First-year variability in CRT was predictive of long-term visual outcomes in patients with nAMD, and 20% of the variability could be used to classify patients by high and low variability. Photo: Zeiss. Click image to enlarge. 

Due to the progressive nature of legal blindness, early evaluation and timely prediction are important in patients with neovascular age-related macular degeneration (nAMD). In a recent study, researchers examined the association between early-stage variations in central retinal thickness (CRT) and long-term visual outcomes in patients with nAMD.

A total of 103 nAMD patients were administered anti-VEGF. Early-stage variability in CRT was measured as the first-year coefficient of variability of CRT, in which a threshold of 20% was used to categorize 76 qualified patients into high variability (46.1%) and low variability (53.9%). The five- and 10-year overall visual preservation for patients with high vs. low variability were 76% vs. 48%, and 59% vs. 22%, respectively. Patients with an early-stage CRT variability higher than 20% were more likely to experience legal blindness.

“Although studies have been conducted to explore the relationship between CRT and VA, there is no strong evidence suggesting that CRT can be used to predict visual outcomes,” the authors explained. “In our study, a similar result was obtained that simple forms of CRT, including CRT baseline, CRT y1 and CRT change, were not predictors of VA. In contrast, consistent with our observations, higher CRT variability was associated with worse VA in patients with nAMD receiving anti-VEGF treatment.”

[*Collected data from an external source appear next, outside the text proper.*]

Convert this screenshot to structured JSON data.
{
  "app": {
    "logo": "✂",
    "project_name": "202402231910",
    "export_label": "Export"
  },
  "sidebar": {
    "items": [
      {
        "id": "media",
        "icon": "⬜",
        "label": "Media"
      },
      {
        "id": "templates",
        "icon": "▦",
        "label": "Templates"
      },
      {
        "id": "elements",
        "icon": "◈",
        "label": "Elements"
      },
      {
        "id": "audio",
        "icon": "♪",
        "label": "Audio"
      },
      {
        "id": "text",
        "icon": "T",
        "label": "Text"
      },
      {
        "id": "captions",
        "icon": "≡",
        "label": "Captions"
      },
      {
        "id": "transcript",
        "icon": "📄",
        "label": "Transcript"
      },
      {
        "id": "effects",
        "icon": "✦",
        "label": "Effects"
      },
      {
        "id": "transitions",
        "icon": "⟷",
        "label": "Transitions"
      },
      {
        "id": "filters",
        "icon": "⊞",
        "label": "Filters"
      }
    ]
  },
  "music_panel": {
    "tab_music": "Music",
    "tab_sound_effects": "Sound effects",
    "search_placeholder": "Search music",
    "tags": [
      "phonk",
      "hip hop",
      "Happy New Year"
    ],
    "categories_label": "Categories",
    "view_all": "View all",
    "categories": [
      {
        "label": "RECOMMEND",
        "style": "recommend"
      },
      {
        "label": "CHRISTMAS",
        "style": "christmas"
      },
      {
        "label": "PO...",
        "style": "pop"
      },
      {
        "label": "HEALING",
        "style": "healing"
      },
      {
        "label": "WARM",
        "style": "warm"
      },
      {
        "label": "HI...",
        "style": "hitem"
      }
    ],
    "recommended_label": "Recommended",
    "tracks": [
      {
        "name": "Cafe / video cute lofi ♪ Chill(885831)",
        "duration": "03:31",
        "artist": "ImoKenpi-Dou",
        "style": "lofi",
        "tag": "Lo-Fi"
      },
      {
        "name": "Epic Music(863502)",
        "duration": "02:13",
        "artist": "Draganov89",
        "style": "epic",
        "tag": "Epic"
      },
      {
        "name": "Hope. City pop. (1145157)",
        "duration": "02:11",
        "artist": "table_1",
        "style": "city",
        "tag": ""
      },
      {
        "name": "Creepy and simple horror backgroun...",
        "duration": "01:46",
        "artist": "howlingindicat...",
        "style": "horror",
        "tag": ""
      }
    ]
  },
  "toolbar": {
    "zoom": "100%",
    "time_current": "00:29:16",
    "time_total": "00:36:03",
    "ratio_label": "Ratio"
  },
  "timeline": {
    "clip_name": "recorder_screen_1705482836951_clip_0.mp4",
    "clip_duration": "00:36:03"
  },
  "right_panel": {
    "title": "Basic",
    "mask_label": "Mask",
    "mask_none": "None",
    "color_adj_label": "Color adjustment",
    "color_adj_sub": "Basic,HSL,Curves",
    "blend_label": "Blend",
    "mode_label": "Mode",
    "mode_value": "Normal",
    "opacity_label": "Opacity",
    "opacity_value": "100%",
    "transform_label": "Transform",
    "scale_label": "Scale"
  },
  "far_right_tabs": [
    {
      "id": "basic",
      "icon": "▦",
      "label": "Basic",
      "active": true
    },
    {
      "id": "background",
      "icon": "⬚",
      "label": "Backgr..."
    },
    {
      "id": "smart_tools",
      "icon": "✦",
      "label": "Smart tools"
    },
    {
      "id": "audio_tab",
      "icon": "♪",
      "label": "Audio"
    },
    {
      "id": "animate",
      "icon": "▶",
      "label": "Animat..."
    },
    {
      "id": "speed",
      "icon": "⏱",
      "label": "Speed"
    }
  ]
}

They noted that due to the main limitation of previous studies, such as the evaluation of variability using measurements from the entire course, these findings cannot be used for disease prediction. “In this study, only the first-year CRT measurements were used to establish the prediction model; thus, patients’ long-term visual outcomes could be predicted after the first year of treatment. Other indexes such as first half-year and first two-year variability can also measure the early-stage variation of CRT,” the researchers added.

One explanation for the greater variation in CRT during anti-VEGF therapy could be that patients with higher variability usually show extreme CRT values, which has been demonstrated as an independent risk factor for adverse visual outcomes.

“Another possible reason for the high variability of CRT could be that the patients were not receiving enough treatment as prescribed by the doctors,” the investigators explained. “On the other hand, although the total number of injections was similar in these two groups, the high-variability group patients may not have timely and sufficient injections in the first couple of months, which may lead to the high variability of CRT in-turn. Our findings emphasize the importance of early assessment of disease. Patients with different early-stage variabilities have completely different risks of blindness, which would be helpful in long-term disease management.”

Guo Y, Wu J, Zheng X, et al. The first-year variation in central retinal thickness predicts legal blindness in patients with neovascular age-related macular degeneration. Ophthalmic Research. November 25, 2022. [Epub ahead of print].